Local laws that criminalize homelessness and a current fad for "bum bashing" videos "send a message to society that homeless people are not human [and] do not deserve respect," said Tulin Ozdeger, the civil rights director for the National Law Center on Homelessness and Poverty. The law center prepared the report along with the National Coalition for the Homeless.
Local laws that restrict public sleeping, sitting, storing property, or asking for money create an "environment of hostility" against homeless people and send the message that "attacks against them will not be taken seriously," she said.
Another factor in the continued prevalence of violence against homeless people is "bum bashing" videos, according to the study. Over 6.8 million copies of such videos have been sold, and such videos are popular on YouTube, Ozdeger said.
After Florida, the states with the largest numbers of incidents were California (22), Nevada (14) and Ohio (13).

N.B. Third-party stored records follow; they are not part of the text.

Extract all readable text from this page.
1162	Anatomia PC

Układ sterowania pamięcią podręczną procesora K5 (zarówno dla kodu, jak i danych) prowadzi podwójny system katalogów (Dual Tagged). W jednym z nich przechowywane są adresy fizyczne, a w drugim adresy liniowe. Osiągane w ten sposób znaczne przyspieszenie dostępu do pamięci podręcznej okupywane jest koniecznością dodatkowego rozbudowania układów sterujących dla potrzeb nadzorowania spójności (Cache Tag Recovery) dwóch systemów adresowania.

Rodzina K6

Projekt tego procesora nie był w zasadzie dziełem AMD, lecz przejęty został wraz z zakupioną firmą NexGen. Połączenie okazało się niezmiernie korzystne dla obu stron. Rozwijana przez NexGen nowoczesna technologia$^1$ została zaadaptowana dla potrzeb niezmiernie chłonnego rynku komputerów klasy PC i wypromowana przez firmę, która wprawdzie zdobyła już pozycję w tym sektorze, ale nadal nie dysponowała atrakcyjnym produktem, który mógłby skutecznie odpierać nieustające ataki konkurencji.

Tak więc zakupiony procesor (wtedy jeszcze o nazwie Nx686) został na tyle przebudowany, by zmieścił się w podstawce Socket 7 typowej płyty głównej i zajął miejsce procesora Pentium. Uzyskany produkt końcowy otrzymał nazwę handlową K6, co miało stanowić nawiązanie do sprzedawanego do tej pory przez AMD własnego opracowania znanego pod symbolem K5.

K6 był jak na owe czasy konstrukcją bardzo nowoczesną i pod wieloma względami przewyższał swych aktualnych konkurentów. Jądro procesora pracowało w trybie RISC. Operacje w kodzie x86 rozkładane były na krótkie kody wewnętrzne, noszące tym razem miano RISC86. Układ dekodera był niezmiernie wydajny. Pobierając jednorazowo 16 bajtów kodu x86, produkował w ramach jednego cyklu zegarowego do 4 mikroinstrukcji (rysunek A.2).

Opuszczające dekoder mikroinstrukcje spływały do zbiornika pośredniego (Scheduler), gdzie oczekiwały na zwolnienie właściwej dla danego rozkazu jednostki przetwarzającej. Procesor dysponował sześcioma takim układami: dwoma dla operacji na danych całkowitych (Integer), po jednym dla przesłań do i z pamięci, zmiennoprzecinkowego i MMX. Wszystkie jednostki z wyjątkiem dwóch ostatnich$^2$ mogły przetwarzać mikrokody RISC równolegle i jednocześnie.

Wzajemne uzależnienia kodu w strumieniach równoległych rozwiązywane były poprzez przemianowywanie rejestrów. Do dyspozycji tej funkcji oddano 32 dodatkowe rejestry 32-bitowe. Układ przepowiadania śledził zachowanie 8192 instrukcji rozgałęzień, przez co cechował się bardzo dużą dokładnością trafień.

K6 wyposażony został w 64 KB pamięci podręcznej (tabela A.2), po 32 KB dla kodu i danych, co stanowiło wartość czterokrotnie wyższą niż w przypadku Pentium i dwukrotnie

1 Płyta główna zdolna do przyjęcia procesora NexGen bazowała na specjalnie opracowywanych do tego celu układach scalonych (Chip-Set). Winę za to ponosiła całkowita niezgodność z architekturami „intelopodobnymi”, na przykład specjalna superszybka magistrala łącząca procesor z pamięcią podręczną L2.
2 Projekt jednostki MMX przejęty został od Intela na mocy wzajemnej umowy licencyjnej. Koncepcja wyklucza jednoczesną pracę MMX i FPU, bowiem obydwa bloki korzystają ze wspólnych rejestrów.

Ozdeger cautioned that the figures may well be low. The report draws its data primarily from media reports, since victims often don't report the attacks to law-enforcement authorities, she said.
David Pirtle, who said he was the victim of several violations when he was homeless, confirmed that point. Pirtle, who now lives in Washington, D.C., said in a July 14 interview that he did not report the attacks to the police. The worst assault was in New York City in 2004, he said. A "couple of guys" beat him with an aluminum bat or wide pipe. His assailants were "nicely dressed," and appeared to be college-age, he said.
Of the people accused and convicted of violence against the homeless in 2007, 86 percent were 25 and under, the report said.
Pirtle said he had "never been attacked by anyone other than young kids who are intoxicated and bored."
The study asserts that offenses against the homeless should be tallied as hate crimes. There were 187 fatal attacks on homeless individuals from 1999 through 2006, according to the report. For that same period, FBI statistics show 85 homicides classified as hate crimes, the report said.